By Agencies –Arthur Wagner, a former leading member of German far-right anti-Muslim party Alternative for Germany (AfD), based in Brandenburg, has announced his conversion to Islam in a surprise move.

AfD spokesman Daniel Frieser confirmed the unexpected u-turn to the Berliner Zeitung. “Mr Wagner was a member of our board for a long time,” said Frieser.

Wagner resigned on January 11 for “personal reasons,” Frieser said, and “only afterwards was it known that he had converted to Islam.”

“Religion is a private issue,” Frieser continued. “We support the constitution’s freedom of religion. Mr Wagner could also have chosen another religion.”

Frieser’s comments, however, appear to fly in the face of what is perhaps his party’s most infamous motto: “Islam doesn’t belong in Germany.”

The AfD has also tried to ban the construction of mosques and members have expressed profound anti-Islamic opinion, claiming that Germany should remain “a Christian country” while insisting they are not Islamophobic.

Wagner’s conversion has caused quite the controversy in Germany, especially among the nation’s social media users. He has so far declined to comment publicly on his conversion, saying only that “It’s a private affair.”

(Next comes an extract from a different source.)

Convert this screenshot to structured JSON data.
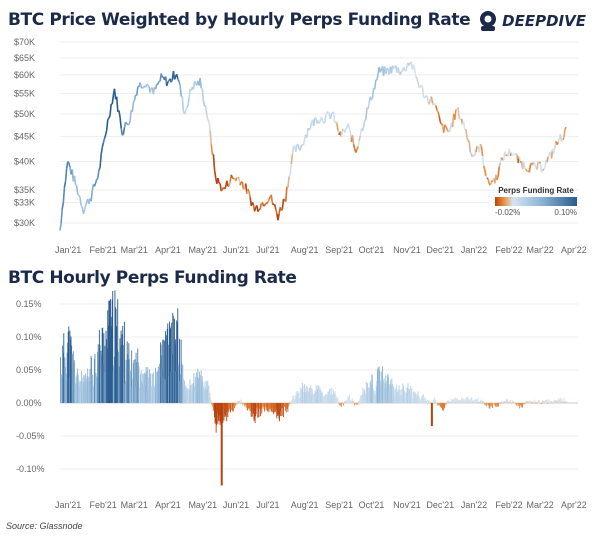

Wagner has lived in Falkensee for 13 years and serves as deputy chairman in the Havelland district of his community church, which he still attends. “He never expressed his political views with us,” said Reverend Gisela Dittmer. “He always said: ‘I sit here as a Christian.'”

His local community has described Wagner as having a strong personality, a clear mind and “authoritarian right structure.” He was known for rejecting the idea of multiculturalism, despite working with refugees and the disabled at the Samaritan Workers’ Union (ASB).

Wagner is also said to have agreed with the church’s decision to grant asylum to two refugees. Of Russian heritage, he had previously assisted Chechens as an interpreter.

The AfD made it into the Bundestag for the first time on September 2017 with 12.6 percent of the federal vote. It was created in 2013 as a nationalist anti-European Union party then took a harsh stance on immigrants during Germany’s 2015 “refugee crisis.” Brandenburg is one of the most pro-AfD states in Germany, with 1,300 members.